In general, the Solo-Millers preferred the company of their fellow Solo-Millers to that of other mortals, and they gathered frequently.
If you are part of such a family, or know this kind of family, you are aware that there are stresses and strains beneath the 'perfect' exterior. There is often a controlling parent or grandparent who 'requires' attendance. And not only physical attendance, but emotional and lifestyle attendance. One is accepted if one toes the line, lives the life, accepts all the rules. Dora Solo-Miller has always done so. She is the only daughter, and the child who holds everything and everybody together. It has always been her role, and she doesn't realize that she hasn't been appreciated until she begins an extramarital relationship with a painter named Lincoln. In fact, symbolically, he is the only person who calls her by her real name, not her family nickname which is Polly.
There are family idiosyncracies, which from the outside may seem endearing or cute. The father has a food 'thing' whereby his food must be washed with soap and water. The mother never gets names right.
It was a family joke that Polly had married a lawyer named Henry [the name of her father and her brother] in order not to give her mother anything to screw up.

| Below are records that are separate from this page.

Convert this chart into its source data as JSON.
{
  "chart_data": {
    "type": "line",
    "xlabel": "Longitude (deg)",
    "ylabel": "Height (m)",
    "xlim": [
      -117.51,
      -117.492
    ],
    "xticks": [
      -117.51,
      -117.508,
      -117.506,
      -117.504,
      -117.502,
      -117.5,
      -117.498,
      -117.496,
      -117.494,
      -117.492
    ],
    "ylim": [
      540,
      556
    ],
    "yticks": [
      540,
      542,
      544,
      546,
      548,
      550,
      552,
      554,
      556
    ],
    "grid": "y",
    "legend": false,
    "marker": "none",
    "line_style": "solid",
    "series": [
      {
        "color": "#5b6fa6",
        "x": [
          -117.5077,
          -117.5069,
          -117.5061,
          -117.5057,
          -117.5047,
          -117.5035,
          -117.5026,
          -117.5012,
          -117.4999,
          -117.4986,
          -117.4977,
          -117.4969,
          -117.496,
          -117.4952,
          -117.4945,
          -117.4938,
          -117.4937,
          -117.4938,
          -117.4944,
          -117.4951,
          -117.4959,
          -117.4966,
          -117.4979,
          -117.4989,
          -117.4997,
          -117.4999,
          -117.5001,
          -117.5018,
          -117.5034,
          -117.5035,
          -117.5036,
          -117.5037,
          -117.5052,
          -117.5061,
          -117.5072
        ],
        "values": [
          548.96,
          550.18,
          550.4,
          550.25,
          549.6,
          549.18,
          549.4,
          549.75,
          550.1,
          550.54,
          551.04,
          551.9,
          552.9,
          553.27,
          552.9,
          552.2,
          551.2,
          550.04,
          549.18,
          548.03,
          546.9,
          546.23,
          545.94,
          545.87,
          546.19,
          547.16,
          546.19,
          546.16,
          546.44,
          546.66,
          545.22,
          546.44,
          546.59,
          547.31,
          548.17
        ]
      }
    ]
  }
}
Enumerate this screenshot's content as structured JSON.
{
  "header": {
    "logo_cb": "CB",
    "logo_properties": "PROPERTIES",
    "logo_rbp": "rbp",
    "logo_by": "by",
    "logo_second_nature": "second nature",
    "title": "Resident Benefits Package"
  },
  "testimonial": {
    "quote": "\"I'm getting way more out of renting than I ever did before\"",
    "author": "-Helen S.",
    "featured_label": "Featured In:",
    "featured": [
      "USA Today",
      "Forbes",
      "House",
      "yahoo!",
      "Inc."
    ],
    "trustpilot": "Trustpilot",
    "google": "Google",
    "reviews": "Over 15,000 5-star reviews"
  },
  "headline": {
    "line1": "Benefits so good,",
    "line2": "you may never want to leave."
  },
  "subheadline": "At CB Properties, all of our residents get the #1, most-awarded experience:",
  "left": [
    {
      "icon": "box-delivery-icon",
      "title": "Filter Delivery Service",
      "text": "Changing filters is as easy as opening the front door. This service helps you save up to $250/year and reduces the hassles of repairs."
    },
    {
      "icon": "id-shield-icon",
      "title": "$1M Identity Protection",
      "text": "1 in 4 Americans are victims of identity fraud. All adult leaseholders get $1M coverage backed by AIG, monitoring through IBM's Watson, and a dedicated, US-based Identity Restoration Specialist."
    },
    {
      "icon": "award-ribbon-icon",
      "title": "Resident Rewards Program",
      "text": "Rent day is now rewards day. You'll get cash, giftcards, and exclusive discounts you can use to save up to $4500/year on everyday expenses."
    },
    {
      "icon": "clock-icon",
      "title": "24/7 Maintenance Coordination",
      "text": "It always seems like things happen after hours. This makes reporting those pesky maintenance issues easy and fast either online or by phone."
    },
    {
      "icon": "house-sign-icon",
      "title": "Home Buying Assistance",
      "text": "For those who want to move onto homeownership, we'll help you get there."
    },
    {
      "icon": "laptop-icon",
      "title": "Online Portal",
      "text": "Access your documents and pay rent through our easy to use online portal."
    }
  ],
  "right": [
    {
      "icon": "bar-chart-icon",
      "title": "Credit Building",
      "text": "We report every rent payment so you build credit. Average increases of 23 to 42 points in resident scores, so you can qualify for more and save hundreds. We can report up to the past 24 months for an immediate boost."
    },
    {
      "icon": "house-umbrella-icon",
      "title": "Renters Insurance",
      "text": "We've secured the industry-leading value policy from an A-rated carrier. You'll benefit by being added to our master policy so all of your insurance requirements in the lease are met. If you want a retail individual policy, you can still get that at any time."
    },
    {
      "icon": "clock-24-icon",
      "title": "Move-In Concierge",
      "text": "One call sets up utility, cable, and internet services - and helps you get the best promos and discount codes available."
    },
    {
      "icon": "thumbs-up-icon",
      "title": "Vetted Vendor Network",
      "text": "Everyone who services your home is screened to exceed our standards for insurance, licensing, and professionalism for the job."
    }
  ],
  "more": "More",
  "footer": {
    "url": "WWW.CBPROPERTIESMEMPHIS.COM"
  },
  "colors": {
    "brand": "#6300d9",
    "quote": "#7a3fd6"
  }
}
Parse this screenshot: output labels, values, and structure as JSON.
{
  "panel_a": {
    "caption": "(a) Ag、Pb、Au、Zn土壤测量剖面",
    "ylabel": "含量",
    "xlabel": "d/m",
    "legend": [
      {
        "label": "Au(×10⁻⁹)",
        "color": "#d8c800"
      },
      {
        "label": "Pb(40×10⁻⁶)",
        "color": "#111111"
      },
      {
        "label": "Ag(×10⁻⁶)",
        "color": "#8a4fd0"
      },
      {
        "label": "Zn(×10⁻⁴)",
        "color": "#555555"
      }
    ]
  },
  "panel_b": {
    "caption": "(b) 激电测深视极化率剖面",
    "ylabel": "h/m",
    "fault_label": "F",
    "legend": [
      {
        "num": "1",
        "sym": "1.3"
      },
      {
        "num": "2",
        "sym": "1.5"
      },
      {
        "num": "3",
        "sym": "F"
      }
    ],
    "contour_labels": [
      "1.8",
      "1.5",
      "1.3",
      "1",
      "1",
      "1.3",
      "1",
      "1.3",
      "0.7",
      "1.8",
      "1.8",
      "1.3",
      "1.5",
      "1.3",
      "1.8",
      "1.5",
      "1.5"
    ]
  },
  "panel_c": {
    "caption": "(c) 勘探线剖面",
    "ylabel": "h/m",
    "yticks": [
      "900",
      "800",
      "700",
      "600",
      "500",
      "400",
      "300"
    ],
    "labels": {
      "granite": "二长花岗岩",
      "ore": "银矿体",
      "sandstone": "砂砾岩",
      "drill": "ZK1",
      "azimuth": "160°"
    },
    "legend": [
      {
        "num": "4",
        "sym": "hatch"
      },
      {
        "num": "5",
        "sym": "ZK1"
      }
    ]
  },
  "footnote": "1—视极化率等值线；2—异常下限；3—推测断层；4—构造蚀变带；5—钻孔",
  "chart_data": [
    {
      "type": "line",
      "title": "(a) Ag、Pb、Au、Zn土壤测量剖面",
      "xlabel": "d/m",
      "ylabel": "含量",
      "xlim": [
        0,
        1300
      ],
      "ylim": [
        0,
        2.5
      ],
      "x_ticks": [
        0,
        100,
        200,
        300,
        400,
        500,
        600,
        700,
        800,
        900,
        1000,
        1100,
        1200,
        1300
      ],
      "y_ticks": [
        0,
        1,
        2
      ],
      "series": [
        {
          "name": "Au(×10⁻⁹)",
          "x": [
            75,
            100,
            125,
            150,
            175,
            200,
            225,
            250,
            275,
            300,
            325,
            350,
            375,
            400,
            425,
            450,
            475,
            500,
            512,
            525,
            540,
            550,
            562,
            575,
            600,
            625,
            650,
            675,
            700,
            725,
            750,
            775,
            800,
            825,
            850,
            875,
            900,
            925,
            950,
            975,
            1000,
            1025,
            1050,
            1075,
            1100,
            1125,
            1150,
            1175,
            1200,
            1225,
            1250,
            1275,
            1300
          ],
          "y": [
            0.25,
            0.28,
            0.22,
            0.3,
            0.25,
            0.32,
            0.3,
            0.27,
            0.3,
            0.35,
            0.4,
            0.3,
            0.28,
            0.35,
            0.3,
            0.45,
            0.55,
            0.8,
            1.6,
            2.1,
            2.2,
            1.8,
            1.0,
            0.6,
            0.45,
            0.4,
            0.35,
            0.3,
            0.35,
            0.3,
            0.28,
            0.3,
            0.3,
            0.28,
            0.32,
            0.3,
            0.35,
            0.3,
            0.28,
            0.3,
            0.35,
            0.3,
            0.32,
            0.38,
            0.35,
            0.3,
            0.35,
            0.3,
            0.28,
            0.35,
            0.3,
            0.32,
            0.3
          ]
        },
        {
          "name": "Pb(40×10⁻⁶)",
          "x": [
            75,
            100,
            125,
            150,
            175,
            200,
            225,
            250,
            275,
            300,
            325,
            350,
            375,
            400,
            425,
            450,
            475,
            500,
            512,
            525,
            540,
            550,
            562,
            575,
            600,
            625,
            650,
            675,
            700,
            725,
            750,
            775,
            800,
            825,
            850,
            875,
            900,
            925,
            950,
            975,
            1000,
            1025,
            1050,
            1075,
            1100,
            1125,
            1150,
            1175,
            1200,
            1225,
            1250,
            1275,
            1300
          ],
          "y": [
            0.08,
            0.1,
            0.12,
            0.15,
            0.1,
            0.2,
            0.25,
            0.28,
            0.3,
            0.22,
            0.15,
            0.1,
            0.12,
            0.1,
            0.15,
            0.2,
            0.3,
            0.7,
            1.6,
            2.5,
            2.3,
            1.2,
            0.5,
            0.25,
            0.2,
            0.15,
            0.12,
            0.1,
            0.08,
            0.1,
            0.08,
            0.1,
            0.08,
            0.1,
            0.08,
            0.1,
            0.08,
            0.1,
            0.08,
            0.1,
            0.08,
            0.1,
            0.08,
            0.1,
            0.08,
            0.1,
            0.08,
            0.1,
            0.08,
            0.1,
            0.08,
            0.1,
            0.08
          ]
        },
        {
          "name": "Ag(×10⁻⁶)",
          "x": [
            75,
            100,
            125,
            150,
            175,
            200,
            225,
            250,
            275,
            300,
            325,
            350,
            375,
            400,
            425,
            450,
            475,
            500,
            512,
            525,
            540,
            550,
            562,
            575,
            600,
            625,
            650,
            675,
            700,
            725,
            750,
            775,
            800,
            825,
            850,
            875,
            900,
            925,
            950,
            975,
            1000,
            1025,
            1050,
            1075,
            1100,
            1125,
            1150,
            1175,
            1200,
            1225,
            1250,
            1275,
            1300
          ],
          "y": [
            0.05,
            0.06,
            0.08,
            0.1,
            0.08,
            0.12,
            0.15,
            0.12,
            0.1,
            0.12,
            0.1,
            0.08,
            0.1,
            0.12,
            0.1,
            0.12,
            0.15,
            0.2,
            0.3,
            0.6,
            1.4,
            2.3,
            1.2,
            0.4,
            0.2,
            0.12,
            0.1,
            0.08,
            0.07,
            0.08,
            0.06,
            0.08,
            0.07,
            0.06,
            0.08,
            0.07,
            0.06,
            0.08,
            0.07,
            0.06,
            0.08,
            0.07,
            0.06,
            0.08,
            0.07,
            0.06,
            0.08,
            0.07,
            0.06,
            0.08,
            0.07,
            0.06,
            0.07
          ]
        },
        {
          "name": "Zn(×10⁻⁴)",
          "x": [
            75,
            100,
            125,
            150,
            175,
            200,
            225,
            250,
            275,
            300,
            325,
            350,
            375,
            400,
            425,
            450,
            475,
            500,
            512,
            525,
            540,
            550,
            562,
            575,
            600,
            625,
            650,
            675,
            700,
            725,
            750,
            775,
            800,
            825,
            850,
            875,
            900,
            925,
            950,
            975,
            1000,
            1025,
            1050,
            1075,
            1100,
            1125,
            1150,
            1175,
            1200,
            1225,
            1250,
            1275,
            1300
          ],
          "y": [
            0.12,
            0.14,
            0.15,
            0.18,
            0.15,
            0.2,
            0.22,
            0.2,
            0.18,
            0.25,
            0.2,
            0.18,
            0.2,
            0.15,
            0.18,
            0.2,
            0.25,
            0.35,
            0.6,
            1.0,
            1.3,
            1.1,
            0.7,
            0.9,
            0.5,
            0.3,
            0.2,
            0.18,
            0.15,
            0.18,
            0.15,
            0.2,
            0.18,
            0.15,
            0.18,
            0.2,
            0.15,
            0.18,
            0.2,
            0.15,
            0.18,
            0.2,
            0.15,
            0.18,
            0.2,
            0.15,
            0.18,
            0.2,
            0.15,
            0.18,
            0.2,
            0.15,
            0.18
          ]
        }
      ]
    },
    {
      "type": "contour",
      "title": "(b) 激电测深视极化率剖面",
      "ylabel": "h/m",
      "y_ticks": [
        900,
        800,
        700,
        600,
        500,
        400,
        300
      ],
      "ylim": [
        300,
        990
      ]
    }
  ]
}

Again, this is symbolic. Not only does her husband have the same name, but she is living the same kind of life in which she was raised. 'Her' Henry isn't a bad man. He is kind, and good with the children, but he works long hours. Polly has great kids and a part-time career, though her mother 'won't' learn what it is her daughter does, and is critical of the time she spends away from home. The mother, Wendy, spent way more time away from her own children but because she was doing volunteer 'good works' she thinks of herself as the 'better' mother. It may be easy for us to judge Polly: to say how dare she have an affair; how dare she feel badly about her life when she truly does have everything. Her husband even tries hard to change his work habits to make their life happier.
Family Happiness explores an adultery that is not shown in books or movies. Polly's infidelity is a release, an escape, not only from her husband but from the family she grew up in. It isn't simply a physical relationship, but her first real friendship outside of her family. I have seen this kind of family in action, and I have observed that it is nearly impossible to change either the people or the situation. What often happens is that a member will move far away. They must move because there is no use in confrontation. The parents or the grandparents will not change. Ever. That's just how it is. The only hope is distance, or in Polly's case, an affair. The man she comes to love will never be a threat to her 'family happiness.' He loves her, but he is a loner who values his solitary, artistic life beyond everything else. He will never demand she leave her husband (and family) for him. And Polly would never do so, though she suffers greatly living two lives. He truly does care for her, and sees her in a way her family never will. He gives her back herself, in a manner of speaking. He shows her how she has been treated, how she has been taken for granted, and how she really is as a person.
I believe Laurie Colwin was a genius. Her death at 48 years old in 1992 is a great loss to those who knew her, and also to her readers.